Искра | страница 35
Так Искра и не понял, долго ли ехал — только и хватило у него сил удивиться, когда встали олени, как вкопанные.
Еле разжал Искра пальцы, встал с нарты с трудом. На бровях и ресницах — наледь, на волосах — снежная корка, парка — вся в снежной коросте, лицо горит, будто кожу содрали с него. Мотнул Искра головой, протёр глаза: стоит рядом — руку протяни — белый тордох богатого человека Чёрной Скалы. Из ондигила столб искр вырывается — не спят хозяева. За тордохом собака воет и скулит. А у вешал — ещё одна упряжка дожидается: дохлые олени в гнилую нарту запряжены. И стоят рядом неподвижно трое мертвецов — два старика, как изморозь, белые, и тёмная иссохшая старуха с кульком на руках.

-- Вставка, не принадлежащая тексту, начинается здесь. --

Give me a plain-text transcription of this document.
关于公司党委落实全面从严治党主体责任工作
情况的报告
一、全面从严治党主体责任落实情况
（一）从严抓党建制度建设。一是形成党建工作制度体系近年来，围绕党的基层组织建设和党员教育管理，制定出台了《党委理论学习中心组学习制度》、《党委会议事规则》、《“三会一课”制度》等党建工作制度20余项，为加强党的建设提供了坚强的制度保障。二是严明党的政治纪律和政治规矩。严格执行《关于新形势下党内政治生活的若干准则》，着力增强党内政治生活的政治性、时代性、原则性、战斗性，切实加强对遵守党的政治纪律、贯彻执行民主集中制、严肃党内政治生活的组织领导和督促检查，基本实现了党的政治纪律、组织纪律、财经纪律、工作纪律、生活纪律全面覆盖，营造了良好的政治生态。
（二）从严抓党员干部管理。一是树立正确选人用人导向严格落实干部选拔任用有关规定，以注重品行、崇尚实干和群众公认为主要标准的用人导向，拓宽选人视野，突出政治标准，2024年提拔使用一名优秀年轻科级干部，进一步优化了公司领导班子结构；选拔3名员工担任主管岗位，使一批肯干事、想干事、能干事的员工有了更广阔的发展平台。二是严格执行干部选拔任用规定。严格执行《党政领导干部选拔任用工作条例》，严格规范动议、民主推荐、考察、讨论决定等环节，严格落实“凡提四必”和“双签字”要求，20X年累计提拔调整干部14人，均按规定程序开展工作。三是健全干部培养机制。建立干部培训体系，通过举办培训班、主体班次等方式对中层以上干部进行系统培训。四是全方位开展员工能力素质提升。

Взглянул на них Искра — и понял: предки Чёрной Скалы ждут его детей, чтобы на своих оленях их в Нижний мир отвезти. А кулёк на руках у старухи — мёртвый младенец.
— Поторопились вы, — сказал Искра.
Мертвецы даже не шелохнулись. И тогда Искра мимо них пошёл к тордоху Чёрной Скалы.
Чёрная Скала оленей услыхал, шаги услыхал — входную занавеску откинул. В одной руке — жирник, огонёк в нём мечется, в другой — заморское ружьё, дорогая невидаль, что он на ярмарке выменял на золото.
Увидал Чёрная Скала Искру — переменился в лице.
Ружьё направил Искре в грудь. Щёлкнул металл звонко, а Чёрная Скала сказал с горечью:
— Приехал? Зачем тебя сюда принесло вьюжной ночью? Полюбоваться хочешь?
Вздохнул Искра.
— Приехал. Не держи меня за порогом, Чёрная Скала — дай мне злую нежить выгнать, пока ещё может получиться у меня. Потом в меня из ружья стрелять станешь.
— Откуда приехал? — спросил Чёрная Скала. — От Гнуса? Гнус просил тебя?
— Не дождёшься от Гнуса помощи. Из стойбища я приехал, что у Круглого озера. Дай мне войти, Чёрная Скала — каждый миг кто-то из них умереть может. Ждут их уже в Нижнем мире.
— Из стойбища — ночью, в пургу? Видно, с совиными глазами и с крыльями у тебя олени. Все вы, шаманы, ходите во лжи, как во тьме… — но посторонился Чёрная Скала — и вошёл Искра к нему в тордох.
Жену Чёрной Скалы, красавицу Бисер, Искра увидал, рукой отстранил, чтобы пропустила в полог — а уж потом узнал: подурнела Бисер, осунулась, глаза от слёз опухли и померкли, в чёлке седая прядь серебрится, как иней. Горько ей и страшно.
И старший сын её — пухленький медвежонок в малице с пушистой оторочкой, от страшного шамана лицо спрятал у матери в подоле. А младший сын, надо думать — тот самый младенец, кого Искра у мёртвой прабабки в руках видел — и ни табуны несчитанные, ни золотой песок этого уже никогда не изменят.